The law criminalizes prostitution, including child prostitution. It also establishes a penalty of 10 years of imprisonment if such an act is committed with respect to a minor. There is no law specifically prohibiting child trafficking; however, traffickers can be prosecuted for child abuse, forced labor, illegal immigration, prostitution, rape, extortion, slavery, and kidnapping. According to USDOS, there have been no investigations, arrests, prosecutions, extraditions, or sentences under these laws.
The Ministry of Health has the authority to undertake anti-trafficking efforts. The Ministry of Labor is responsible for enforcing child labor laws and monitors the formal sector; however, according to USDOS, regular inspections for child labor were not possible because of resource constraints. Children work in rural areas of the Republic of the Congo and the informal sector, including on farms and in small businesses, but there is a lack of government monitoring and enforcement of laws in these areas.
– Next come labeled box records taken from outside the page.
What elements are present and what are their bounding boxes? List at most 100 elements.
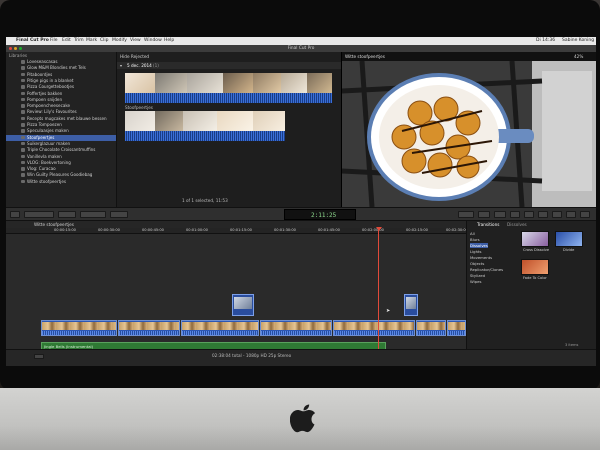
- photos-icon[interactable]: [510, 211, 520, 218]
- transition-category[interactable]: Stylized: [470, 273, 485, 278]
- viewer-pane: Witte stoofpeertjes 42%: [341, 52, 596, 207]
- tool-select-icon[interactable]: [110, 211, 128, 218]
- primary-clip[interactable]: [416, 320, 446, 336]
- snapping-icon[interactable]: [494, 211, 506, 218]
- menu-app-name[interactable]: Final Cut Pro: [16, 37, 49, 45]
- timeline-tab[interactable]: Witte stoofpeertjes: [34, 222, 74, 227]
- primary-clip[interactable]: [181, 320, 259, 336]
- transition-category[interactable]: Replicator/Clones: [470, 267, 503, 272]
- import-icon[interactable]: [10, 211, 20, 218]
- library-item[interactable]: Witte stoofpeertjes: [6, 179, 116, 185]
- playhead[interactable]: [378, 227, 379, 349]
- keyword-icon[interactable]: [24, 211, 54, 218]
- menu-file[interactable]: File: [50, 37, 58, 45]
- video-frame: [223, 73, 253, 93]
- menu-mark[interactable]: Mark: [86, 37, 97, 45]
- video-frame: [217, 111, 253, 131]
- playhead-icon[interactable]: [376, 227, 382, 231]
- transition-category[interactable]: Lights: [470, 249, 481, 254]
- event-icon: [21, 116, 25, 121]
- transition-thumbnail[interactable]: [555, 231, 583, 247]
- clip-filmstrip: [417, 322, 445, 330]
- video-frame: [183, 111, 217, 131]
- connected-clip[interactable]: [404, 294, 418, 316]
- music-icon[interactable]: [524, 211, 534, 218]
- transition-label: Divide: [563, 248, 575, 252]
- connected-clip[interactable]: [232, 294, 254, 316]
- close-window-icon[interactable]: [9, 47, 12, 50]
- transition-category[interactable]: All: [470, 231, 475, 236]
- window-title-bar: Final Cut Pro: [6, 45, 596, 52]
- primary-clip[interactable]: [447, 320, 466, 336]
- event-icon: [21, 85, 25, 89]
- transition-thumbnail[interactable]: [521, 231, 549, 247]
- event-icon: [21, 104, 25, 108]
- transition-category[interactable]: Blurs: [470, 237, 480, 242]
- ruler-mark: 00:00:15:00: [54, 228, 76, 232]
- clip-filmstrip: [448, 322, 465, 330]
- clip-appearance-icon[interactable]: [34, 354, 44, 359]
- viewer-canvas[interactable]: [342, 61, 596, 207]
- enhance-icon[interactable]: [58, 211, 76, 218]
- transition-category[interactable]: Movements: [470, 255, 492, 260]
- generators-icon[interactable]: [552, 211, 562, 218]
- clip-filmstrip: [42, 322, 116, 330]
- event-icon: [21, 123, 25, 127]
- event-icon: [21, 66, 25, 70]
- menu-modify[interactable]: Modify: [112, 37, 127, 45]
- event-icon: [21, 179, 25, 184]
- transition-category[interactable]: Wipes: [470, 279, 481, 284]
- menu-trim[interactable]: Trim: [74, 37, 84, 45]
- menu-user[interactable]: Sabine Koning: [562, 37, 594, 45]
- transitions-button[interactable]: [580, 211, 590, 218]
- event-icon: [21, 154, 25, 158]
- clip-waveform: [182, 331, 258, 335]
- titles-icon[interactable]: [538, 211, 548, 218]
- video-frame: [155, 73, 187, 93]
- clip-filmstrip: [119, 322, 179, 330]
- clip-thumbnail: [406, 297, 416, 309]
- transition-category[interactable]: Objects: [470, 261, 484, 266]
- browser-filter[interactable]: Hide Rejected: [120, 54, 149, 59]
- menu-view[interactable]: View: [130, 37, 141, 45]
- ruler-mark: 00:01:15:00: [230, 228, 252, 232]
- zoom-window-icon[interactable]: [19, 47, 22, 50]
- transition-thumbnail[interactable]: [521, 259, 549, 275]
- menu-edit[interactable]: Edit: [62, 37, 71, 45]
- timeline[interactable]: Jingle Bells (Instrumental) Jingle Bells…: [6, 227, 466, 363]
- transitions-title: Transitions: [477, 222, 500, 227]
- viewer-zoom[interactable]: 42%: [574, 54, 583, 59]
- menu-help[interactable]: Help: [164, 37, 174, 45]
- event-icon: [21, 110, 25, 114]
- menu-window[interactable]: Window: [144, 37, 162, 45]
- primary-clip[interactable]: [118, 320, 180, 336]
- viewer-title: Witte stoofpeertjes: [345, 54, 385, 59]
- date-header-row: ▾ 5 dec. 2014 (1): [117, 62, 342, 69]
- ruler-mark: 00:00:45:00: [142, 228, 164, 232]
- video-frame: [125, 73, 155, 93]
- audio-skimming-icon[interactable]: [458, 211, 474, 218]
- event-icon: [21, 97, 25, 102]
- themes-icon[interactable]: [566, 211, 576, 218]
- date-count: (1): [153, 63, 159, 68]
- transitions-subtitle: Dissolves: [507, 222, 527, 227]
- edit-mode-icon[interactable]: [80, 211, 106, 218]
- filmstrip-row-2[interactable]: [125, 111, 285, 131]
- audio-waveform: [125, 131, 285, 141]
- primary-clip[interactable]: [260, 320, 332, 336]
- event-icon: [21, 148, 25, 152]
- primary-clip[interactable]: [333, 320, 415, 336]
- monitor-chin: [0, 388, 600, 450]
- minimize-window-icon[interactable]: [14, 47, 17, 50]
- filmstrip-row-1[interactable]: [125, 73, 332, 93]
- disclosure-triangle-icon[interactable]: ▾: [120, 63, 122, 68]
- solo-icon[interactable]: [478, 211, 490, 218]
- menu-clip[interactable]: Clip: [100, 37, 109, 45]
- timecode-value: 2:11:25: [311, 212, 337, 219]
- timecode-display[interactable]: 2:11:25: [284, 209, 356, 220]
- ruler-mark: 00:01:00:00: [186, 228, 208, 232]
- primary-clip[interactable]: [41, 320, 117, 336]
- apple-logo-icon: [290, 404, 316, 433]
- transition-category-selected[interactable]: Dissolves: [470, 243, 488, 248]
- date-header: 5 dec. 2014: [127, 63, 152, 68]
Current Government Policies and Programs to Eliminate the Worst Forms of Child Labor
The Local Plan of Action has been implemented in Pointe Noire by the Government and UNICEF. The Government established a working group comprised of non-governmental organizations (NGOs), UNICEF, members of West and Central African consulates, police and law enforcement, and community leaders to provide a "train the trainer" workshop on trafficking.
The Government of the Republic of the Congo and UNICEF held trafficking awareness workshops for members of various government agencies, as well as the consulates of Benin, Togo, and DRC. The Government also raised awareness on child trafficking through street banners and repatriated children to their countries of origin.
The Government of the Republic of the Congo partnered with the UNDP to implement a USD 3.8 million project funded by the Governments of Sweden and Japan, focused on the socioeconomic reintegration of at-risk youth, including ex-child combatants. The project ended in March 2008, reaching 10,578 youth. A second phase has been developed. As part of the second phase, the Government and the UNDP are also implementing activities targeting girls and young women impacted by the conflict.